Mpox often causes serious illness, even death, in people with advanced HIV
In people with advanced HIV disease, the MPOX virus — formerly known as monkeypox — often causes serious illness with a fatality rate of about 15 percent, researchers reported Tuesday.
The severity of the infection warrants including mpox among the opportunistic diseases that are particularly dangerous for people with advanced HIV, the researchers said at the Seattle Retroviruses and Opportunistic Infections Conference.
“These results make it very, very clear that every single person with MPOX should get tested for HIV,” said Dr. Chloe Orkin, HIV expert at Queen Mary University of London and the researcher who led the work. She and her colleagues also detailed the findings in the journal The Lancet on Tuesday.
The mpox outbreak started spreading last May. Although the number of cases has slowed to a trickle in most regions, it has so far affected around 86,000 people in 110 countries and killed 92. Several studies estimate that 40 to 50 percent of those infected are living with HIV
If antiretroviral drugs keep HIV at bay, mpox is about as dangerous as it is for people without HIV infection. But a CDC study last year, along with observations from previous outbreaks in Nigeria, showed that mpox was more severe and far more deadly in people with high HIV levels
In the new study, an international group of clinicians followed 382 adults in 28 countries who had advanced HIV disease and were infected with mpox. They analyzed the amount of HIV in these patients and the number of CD4 cells, a type of cell in the immune system.

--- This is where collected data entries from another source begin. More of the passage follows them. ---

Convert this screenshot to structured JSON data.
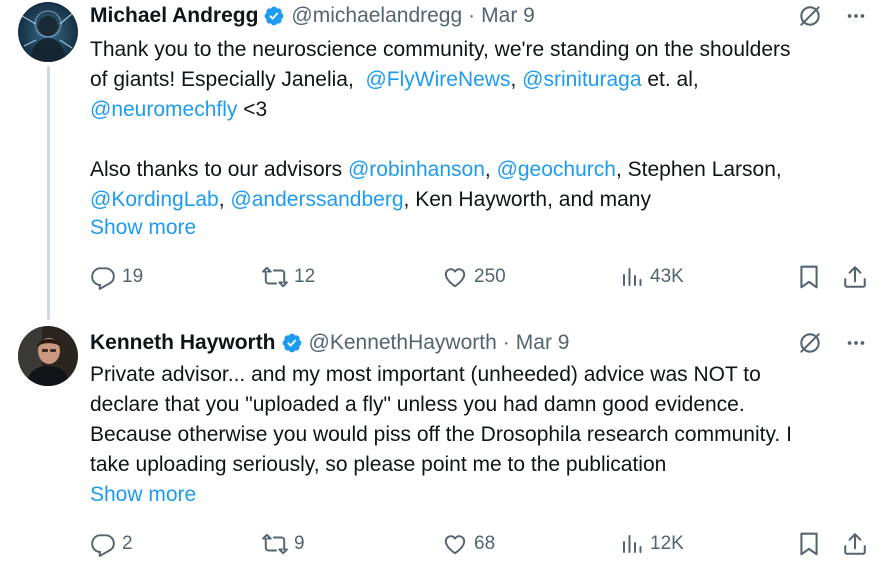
{
  "tweets": [
    {
      "author": "Michael Andregg",
      "handle": "@michaelandregg",
      "separator": "·",
      "date": "Mar 9",
      "body_segments": [
        {
          "text": "Thank you to the neuroscience community, we're standing on the shoulders\nof giants! Especially Janelia,  ",
          "link": false
        },
        {
          "text": "@FlyWireNews",
          "link": true
        },
        {
          "text": ", ",
          "link": false
        },
        {
          "text": "@srinituraga",
          "link": true
        },
        {
          "text": " et. al,\n",
          "link": false
        },
        {
          "text": "@neuromechfly",
          "link": true
        },
        {
          "text": " <3\n\nAlso thanks to our advisors ",
          "link": false
        },
        {
          "text": "@robinhanson",
          "link": true
        },
        {
          "text": ", ",
          "link": false
        },
        {
          "text": "@geochurch",
          "link": true
        },
        {
          "text": ", Stephen Larson,\n",
          "link": false
        },
        {
          "text": "@KordingLab",
          "link": true
        },
        {
          "text": ", ",
          "link": false
        },
        {
          "text": "@anderssandberg",
          "link": true
        },
        {
          "text": ", Ken Hayworth, and many",
          "link": false
        }
      ],
      "show_more": "Show more",
      "replies": "19",
      "reposts": "12",
      "likes": "250",
      "views": "43K"
    },
    {
      "author": "Kenneth Hayworth",
      "handle": "@KennethHayworth",
      "separator": "·",
      "date": "Mar 9",
      "body_segments": [
        {
          "text": "Private advisor... and my most important (unheeded) advice was NOT to\ndeclare that you \"uploaded a fly\" unless you had damn good evidence.\nBecause otherwise you would piss off the Drosophila research community. I\ntake uploading seriously, so please point me to the publication",
          "link": false
        }
      ],
      "show_more": "Show more",
      "replies": "2",
      "reposts": "9",
      "likes": "68",
      "views": "12K"
    }
  ],
  "colors": {
    "link": "#1d9bf0",
    "secondary_text": "#536471",
    "verified_badge": "#1d9bf0",
    "thread_line": "#cfd9de"
  },
  "icons": [
    "verified-badge-icon",
    "grok-icon",
    "more-icon",
    "reply-icon",
    "repost-icon",
    "like-icon",
    "views-icon",
    "bookmark-icon",
    "share-icon"
  ]
}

The typical range for CD4 cells is between 500 and 1,500 per cubic millimeter of blood. All 27 deaths in the study were in people with fewer than 200 CD4 cells. Mpox killed nearly 30 percent of those with fewer than 100 CD4 cells.
The nature of the disease was also strikingly different in patients with a weakened immune system. While most people infected with mpox have lesions only at the site of exposure, those with advanced HIV developed large, ulcerated lesions that were teeming with virus throughout the body.
“It’s on your back, it’s on your feet, it’s in your eyes, it’s everywhere — it’s horrifying,” said Dr. Orkin. “That’s because the immune system can’t contain the virus at all.”
Many patients also had nodules in their lungs that caused acute shortness of breath, she added.
The addition of mpox to the list of opportunistic infections in people with advanced HIV would encourage health workers to identify and prioritize patients who are most at risk of serious illness and death.
Patients would need antibiotics to prevent other opportunistic infections and should be offered two doses of the vaccine injected under the skin instead of between layers of skin as is currently the case, Dr. Orkin.
The United States added mpox to its list of possible opportunistic infections in people living with HIV in September. The World Health Organization plans to discuss doing the same over the next few months, said Dr. Meg Doherty, Director of Global Programs for HIV, Hepatitis and Sexually Transmitted Infections at WHO
The new data are a “compelling argument” for including mpox in the list of opportunistic diseases, said Dr. Doherty.
In parts of the world where people living with HIV may not have access to MPOX vaccines or treatment for both MPOX and HIV, “this should just raise awareness that we have more work to do in these areas than we have,” he said she.